A Comment About

Investigate CEO Pay? Investigate Others, Too!

April 19, 2008 - 12:00 am - by Pam Meister
Tom Horne
2008-04-21 11:20:11

Steve,
Agreed, an MBA does does not assure success as a CEO, but it indicatates the aspiration. Given the number of aspirants to be CEO’s, and the relatively unchallenging body of knowledge required to be a CEO, there is no shortage of capable potential CEO’s out there. Talent and drive are not rare comodities. What I find surprising, and perplexing are examples where boards and CEOs do not appear to be grooming successor CEOs. This would appear to me to be part of their duty to assure the future of the company. An example would be SAFECO insurance. In 2001 after a period of losses they hired as CEO an outside insurance industry executive, who brought in a few of his own people and they promptly turned the company around by divesting recent acquisitions that had not worked out. Five years later this CEO departs with a golden handshake for a good performance. His chosen replacement was a successful CEO in the energy industry, who never spent a day in the insurance industry. They touted her leadership and assured everyone that one of the board members would take her under his wing for OJT and everything would be fine. Just looking at the stock price, it went up about 18% and is now back down about 18% below where it was when the new CEO took over in Jan. 2006. No disaster, but not a great performance compared to the steady rise with her insurance industry expert predicessor at the helm. I am sure that her defenders will point to market forces beyond her control, they always do when stocks go down, but fail to mention these forces when markets go up. SAFECO had had an infusion of new blood with the new 2001 team that was such a success. These folks had not had a chance to go stale. Why didn’t they groom one of these experts to become the next CEO? I don’t understand. The risk of a home groomed insurance expert compared to a proven CEO from an intirely different industry seems like a better bet to me.

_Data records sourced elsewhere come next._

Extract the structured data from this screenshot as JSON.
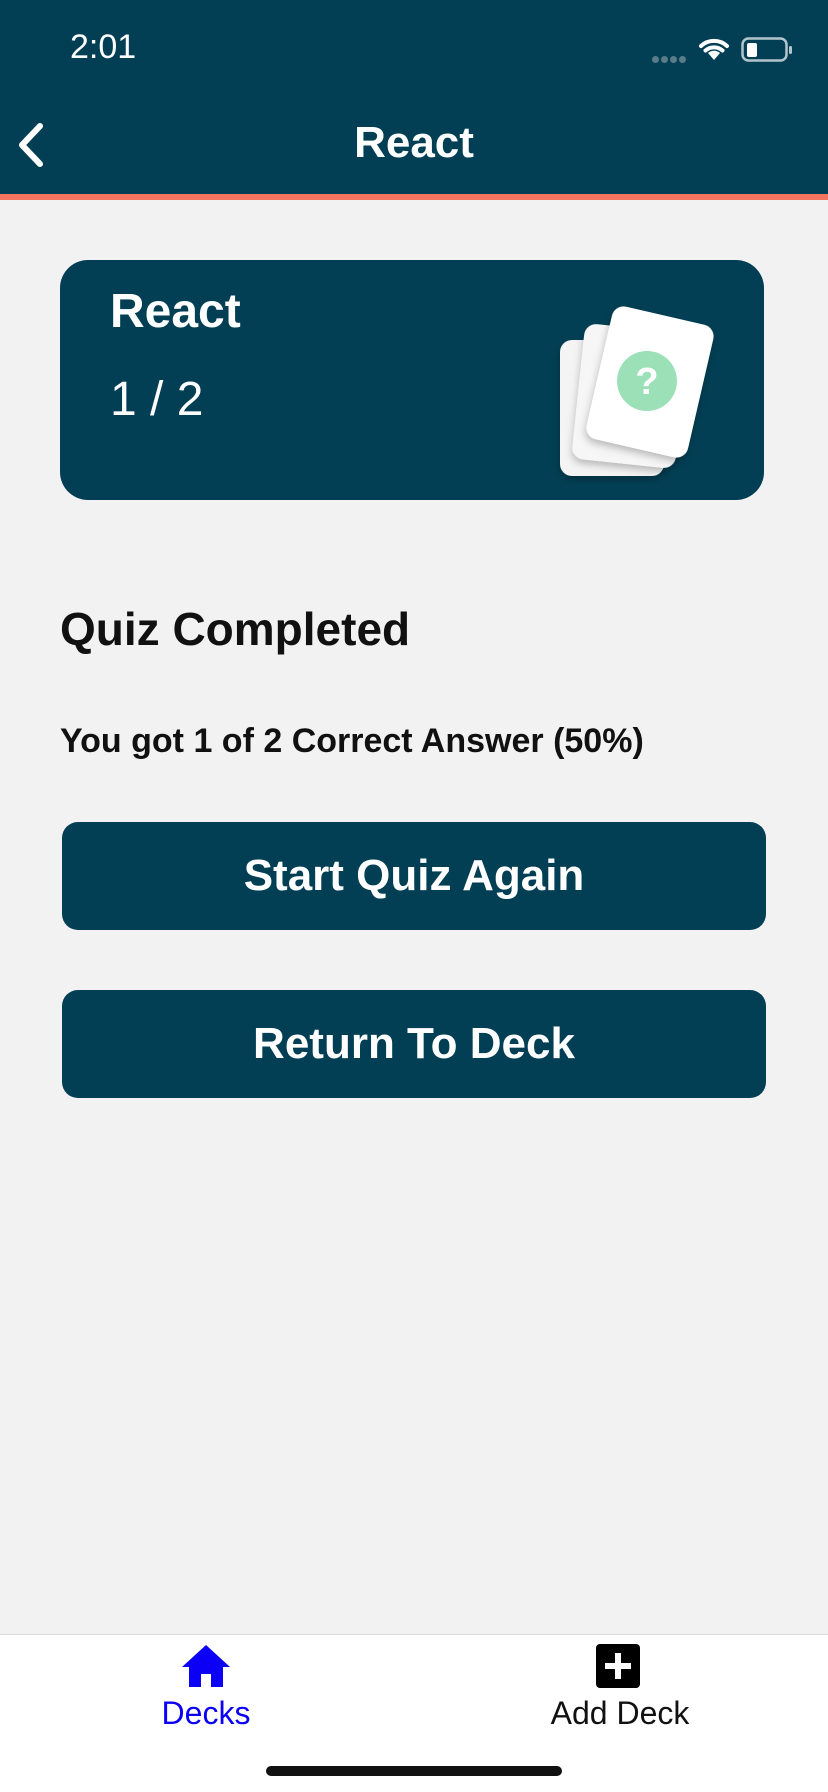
{
  "status_bar": {
    "time": "2:01"
  },
  "nav": {
    "title": "React",
    "back_icon": "chevron-left-icon"
  },
  "deck_card": {
    "name": "React",
    "progress": "1 / 2",
    "icon": "question-cards-icon"
  },
  "result": {
    "title": "Quiz Completed",
    "score_text": "You got 1 of 2 Correct Answer (50%)"
  },
  "buttons": {
    "restart": "Start Quiz Again",
    "return": "Return To Deck"
  },
  "tabs": [
    {
      "label": "Decks",
      "icon": "home-icon",
      "active": true
    },
    {
      "label": "Add Deck",
      "icon": "add-box-icon",
      "active": false
    }
  ],
  "colors": {
    "primary": "#023f54",
    "accent_border": "#f4735f",
    "active_tab": "#0b00f5",
    "background": "#f2f2f2",
    "question_badge": "#9be0b6"
  }
}
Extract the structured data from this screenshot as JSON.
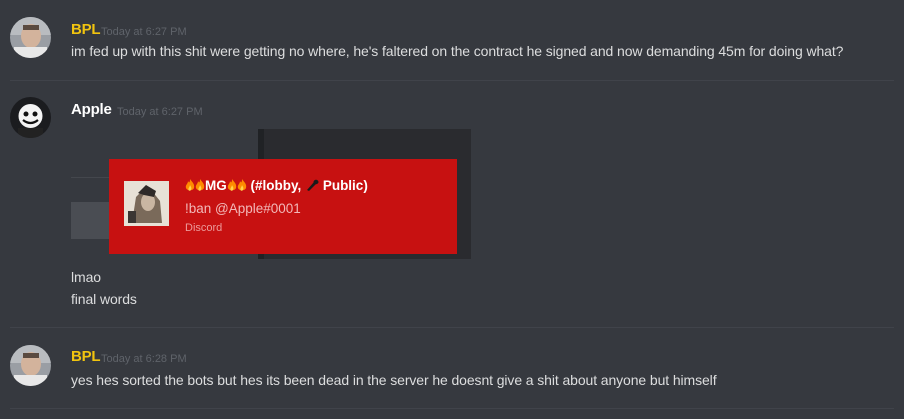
{
  "colors": {
    "background": "#36393f",
    "bpl_name": "#f1c40f",
    "apple_name": "#ffffff",
    "message_text": "#dcddde",
    "timestamp": "#5f636a",
    "embed_red": "#c71111"
  },
  "messages": [
    {
      "username": "BPL",
      "timestamp": "Today at 6:27 PM",
      "lines": [
        "im fed up with this shit were getting no where, he's faltered on the contract he signed and now demanding 45m for doing what?"
      ]
    },
    {
      "username": "Apple",
      "timestamp": "Today at 6:27 PM",
      "embed": {
        "title_prefix": "MG",
        "title_suffix": "(#lobby,",
        "title_end": "Public)",
        "line": "!ban @Apple#0001",
        "footer": "Discord",
        "icons": [
          "fire-icon",
          "fire-icon",
          "fire-icon",
          "fire-icon",
          "microphone-icon"
        ]
      },
      "lines": [
        "lmao",
        "final words"
      ]
    },
    {
      "username": "BPL",
      "timestamp": "Today at 6:28 PM",
      "lines": [
        "yes hes sorted the bots but hes its been dead in the server he doesnt give a shit about anyone but himself"
      ]
    }
  ]
}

Anyhow, my basic point is that CEOs are supposed to lead and motivate, in addition to setting the right course. A very large percentage of them are abusing our system and taking too much for themselves, because they can, regardless of perfomance. This is a demotivator for their employees. This is damaging to the public’s faith in our system. This abuse will be corrected in time, either by laws that will have bad unintended consequences, or by self policing. Greed is afoot, there will be no self policing. People free to act like pigs will act like pigs.